Mr. Borland, please expound on your reasons for the dash-5 items and why you prefer them. Always looking to improve my playbook.
Sure. Keep in mind, though, that my 686s are my IDPA guns, so these personal preferences (and they're just that) are guided by that. IOW, folks, let's not turn this into a "new vs old S&W".
pre-lock: I'm no Lock-hater, but I'm no fan, either. My 1° 686 (a -6) has The Lock. That's Life. And IDPA rules prohibit it's removal. That's Life, too. Yet, it (the gun) has performed flawlessly. Nonetheless, it's a mechanical part for which I have no use, so all else being being equal, I'd opt for the simpler design of the -5.
frame-mounted firing pin: For one thing, I convert my match guns to DAO, with as light a hammer as possible
*, and hammers with the FP attached can't be made as light as those without. Randy Lee, for example, known for his incredible tuning of DA revolvers, makes a terrific DAO replacement hammer, but only for guns with frame-mounted pins.
Also, if either FPs break, a frame-mounted pin (or spring) is
much easier to replace. In fact, if you carry a spare (and a screwdriver), you can do the swap in the field in a few minutes. Not only can you
not field-replace the hammer-mounted FP, it's generally enough of a PITA that most will have a gunsmith do the work.
Finally, aftermarket frame-mounted FPs are available which are slightly longer, and claim (don't have the data myself) to improve reliability of match guns that have been tuned close to their lower limit. I'm not aware of any aftermarket hammer-mounted pins for über-tuned guns.

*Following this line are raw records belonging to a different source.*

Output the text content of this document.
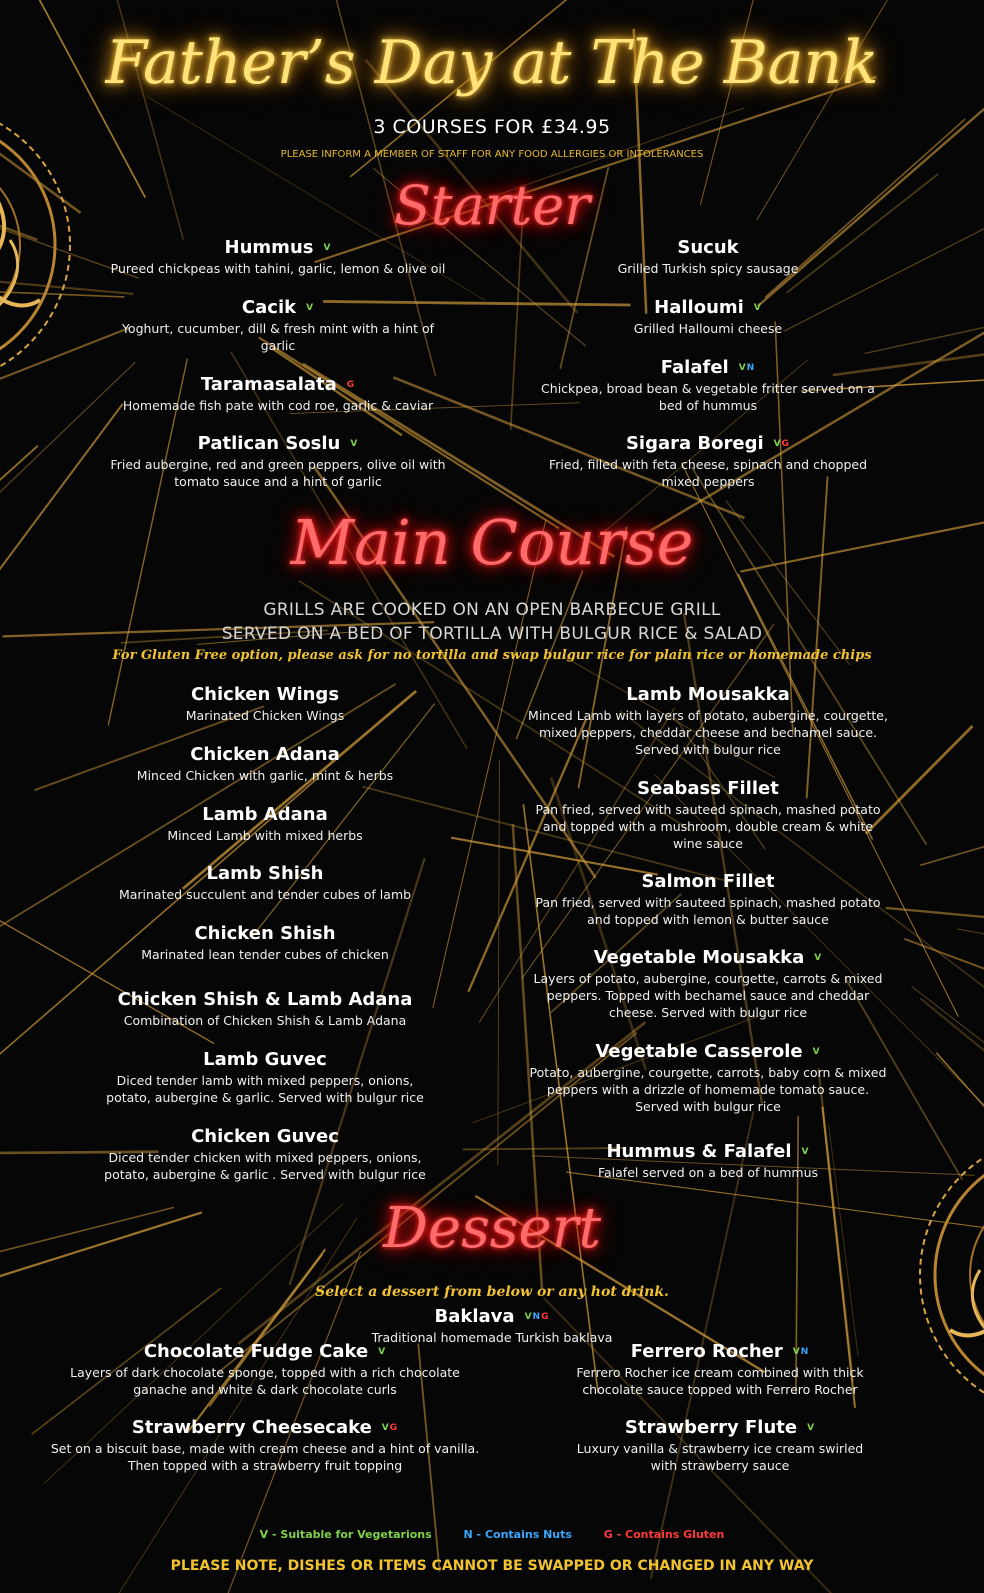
Father’s Day at The Bank
3 COURSES FOR £34.95
PLEASE INFORM A MEMBER OF STAFF FOR ANY FOOD ALLERGIES OR INTOLERANCES
Starter
Main Course
GRILLS ARE COOKED ON AN OPEN BARBECUE GRILL
SERVED ON A BED OF TORTILLA WITH BULGUR RICE & SALAD
For Gluten Free option, please ask for no tortilla and swap bulgur rice for plain rice or homemade chips
Dessert
Select a dessert from below or any hot drink.
V - Suitable for Vegetarions	N - Contains Nuts	G - Contains Gluten
PLEASE NOTE, DISHES OR ITEMS CANNOT BE SWAPPED OR CHANGED IN ANY WAY
Hummus V
Pureed chickpeas with tahini, garlic, lemon & olive oil
Cacik V
Yoghurt, cucumber, dill & fresh mint with a hint of
garlic
Taramasalata G
Homemade fish pate with cod roe, garlic & caviar
Patlican Soslu V
Fried aubergine, red and green peppers, olive oil with
tomato sauce and a hint of garlic
Sucuk
Grilled Turkish spicy sausage
Halloumi V
Grilled Halloumi cheese
Falafel VN
Chickpea, broad bean & vegetable fritter served on a
bed of hummus
Sigara Boregi VG
Fried, filled with feta cheese, spinach and chopped
mixed peppers
Chicken Wings
Marinated Chicken Wings
Chicken Adana
Minced Chicken with garlic, mint & herbs
Lamb Adana
Minced Lamb with mixed herbs
Lamb Shish
Marinated succulent and tender cubes of lamb
Chicken Shish
Marinated lean tender cubes of chicken
Chicken Shish & Lamb Adana
Combination of Chicken Shish & Lamb Adana
Lamb Guvec
Diced tender lamb with mixed peppers, onions,
potato, aubergine & garlic. Served with bulgur rice
Chicken Guvec
Diced tender chicken with mixed peppers, onions,
potato, aubergine & garlic . Served with bulgur rice
Lamb Mousakka
Minced Lamb with layers of potato, aubergine, courgette,
mixed peppers, cheddar cheese and bechamel sauce.
Served with bulgur rice
Seabass Fillet
Pan fried, served with sauteed spinach, mashed potato
and topped with a mushroom, double cream & white
wine sauce
Salmon Fillet
Pan fried, served with sauteed spinach, mashed potato
and topped with lemon & butter sauce
Vegetable Mousakka V
Layers of potato, aubergine, courgette, carrots & mixed
peppers. Topped with bechamel sauce and cheddar
cheese. Served with bulgur rice
Vegetable Casserole V
Potato, aubergine, courgette, carrots, baby corn & mixed
peppers with a drizzle of homemade tomato sauce.
Served with bulgur rice
Hummus & Falafel V
Falafel served on a bed of hummus
Baklava VNG
Traditional homemade Turkish baklava
Chocolate Fudge Cake V
Layers of dark chocolate sponge, topped with a rich chocolate
ganache and white & dark chocolate curls
Strawberry Cheesecake VG
Set on a biscuit base, made with cream cheese and a hint of vanilla.
Then topped with a strawberry fruit topping
Ferrero Rocher VN
Ferrero Rocher ice cream combined with thick
chocolate sauce topped with Ferrero Rocher
Strawberry Flute V
Luxury vanilla & strawberry ice cream swirled
with strawberry sauce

pinned front sight: The front sight on earlier versions (up to, and including -3s, AFAIK) is integral to the barrel, so replacing it involves some machining by a gunsmith. I feel there are better front sight options that the stock red ramp, and a pinned front sight makes the swap much easier, even if a gunsmith does it.
new style cylinder latch: I just like them better than the old style. Better ergonomics, and less interference with a speedloader, IME. Truth be told, in 2 cases, I've replaced even the new style latches with aftermarket latches from SDM, which are visually indistinguishable, but are much grippier.
You could also have it converted to use moon clips, if that's something that interests you.
Yeah, you could, but be aware of 2 things before making that leap:
1. Moons work best with short, fat auto rounds, such as .45acp & .40S&W. Loading relatively long and skinny revolver rounds from a moonclip can be like pushing spaghetti. Also, moons for revolver rounds are thinner, exacerbating the spaghetti effect, and are more easily bent.
2. If you ever get the itch to compete in a local IDPA match, conversion of the cylinder will take you out of the natural home of the 686 (SSR) and into ESR, even if you don't use moonclips. Most local matches probably won't even know the difference, and even if they did, they'd likely let you still shoot SSR if you use speedloaders. Even so, I've never found enough advantage to the conversion to do it. If I wanted a moonclipped .357, I get a 627 for the 8-shot capacity, and shoot gamer .38 Short Colts from it.
(so IDPA-illegal, I wouldn't know where to start explaining why
)
* and pre-lock hammers on IDPA guns can be made even lighter since they don't have to retain the locking flag.